The hard work of our Women in Boxing Committee also assisted us to exceed the number of 100 female licensees for the first time ever!"

Boxing SA hosted the inaugural regional convention of all professional boxing commissions in SADC, which coincided with the Africa Month celebrations in May.

"The historical milestones realised last year alone are now a matter of public record. Boxing SA also unveiled the newly designed South African national title belts on 2 November 2018," said Lejaka.

However, Lejaka warned that Boxing SA cannot bask in its glory and be complacent.

"We need to step up, hold up our guards, be on our best foot and start boxing.

"We need to intensify our licensee training programme, working with some of our retired boxing administrators and veterans. We need to resume our training of licensees," he said.

"In 2018, our focus was mainly on boxers and anti-doping checks. This year, we need to focus also on ring officials and other categories. We need to improve our licensee registration process and, most critically, ensure that we accept the right people with the right qualities into our respective licensee categories.
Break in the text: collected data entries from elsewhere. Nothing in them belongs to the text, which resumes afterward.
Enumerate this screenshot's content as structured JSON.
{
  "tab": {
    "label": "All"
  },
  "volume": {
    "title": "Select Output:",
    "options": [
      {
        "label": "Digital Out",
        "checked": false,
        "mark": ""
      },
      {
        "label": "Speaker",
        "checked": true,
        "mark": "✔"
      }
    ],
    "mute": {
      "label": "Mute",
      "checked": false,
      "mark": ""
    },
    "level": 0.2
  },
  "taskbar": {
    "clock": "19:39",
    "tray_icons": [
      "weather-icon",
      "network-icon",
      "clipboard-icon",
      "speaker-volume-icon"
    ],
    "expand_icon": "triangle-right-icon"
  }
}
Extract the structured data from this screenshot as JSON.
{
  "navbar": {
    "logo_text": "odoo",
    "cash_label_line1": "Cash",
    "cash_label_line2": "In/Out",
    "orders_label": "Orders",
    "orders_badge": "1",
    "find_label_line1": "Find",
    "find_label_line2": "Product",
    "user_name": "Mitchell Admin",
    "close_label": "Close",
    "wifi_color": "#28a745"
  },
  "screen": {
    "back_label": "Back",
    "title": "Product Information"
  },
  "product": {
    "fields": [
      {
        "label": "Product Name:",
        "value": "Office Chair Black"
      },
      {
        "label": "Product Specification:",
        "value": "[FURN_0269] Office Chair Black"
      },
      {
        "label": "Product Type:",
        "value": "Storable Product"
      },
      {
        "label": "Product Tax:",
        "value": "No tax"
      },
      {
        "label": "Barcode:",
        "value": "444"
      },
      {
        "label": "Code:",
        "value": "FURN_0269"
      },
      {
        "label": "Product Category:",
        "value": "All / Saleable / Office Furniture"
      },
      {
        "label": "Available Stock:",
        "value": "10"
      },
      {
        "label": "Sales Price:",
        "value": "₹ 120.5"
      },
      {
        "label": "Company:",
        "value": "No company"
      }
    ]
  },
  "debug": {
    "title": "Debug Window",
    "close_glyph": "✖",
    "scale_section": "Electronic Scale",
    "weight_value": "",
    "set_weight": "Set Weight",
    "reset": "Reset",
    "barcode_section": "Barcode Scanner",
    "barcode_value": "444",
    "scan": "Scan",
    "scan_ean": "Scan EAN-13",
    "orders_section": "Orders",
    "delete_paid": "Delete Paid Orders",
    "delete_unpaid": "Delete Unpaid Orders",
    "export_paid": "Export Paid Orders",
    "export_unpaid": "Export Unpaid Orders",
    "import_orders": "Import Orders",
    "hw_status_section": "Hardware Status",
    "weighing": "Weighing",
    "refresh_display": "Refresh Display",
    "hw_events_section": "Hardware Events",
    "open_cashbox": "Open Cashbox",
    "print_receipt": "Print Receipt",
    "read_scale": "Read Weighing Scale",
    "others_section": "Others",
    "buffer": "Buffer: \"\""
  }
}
"We need to ensure that by April 2019, each licensee has received his license/identification tag. We need to spark a dialogue among the boxing community, starting with the postponed promoters workshop on 30 January 2019."

Lejaka touched the most critical nerve, the annual boxing convention. It has been the norm since Boxing SA came into being in 2001 that a day after the annual awards, there would be a national two-day convention, but that has not been the case since the return of the awards in 2017.

"We need to start preparations for a boxing convention in February 2020," he said in his parting shot.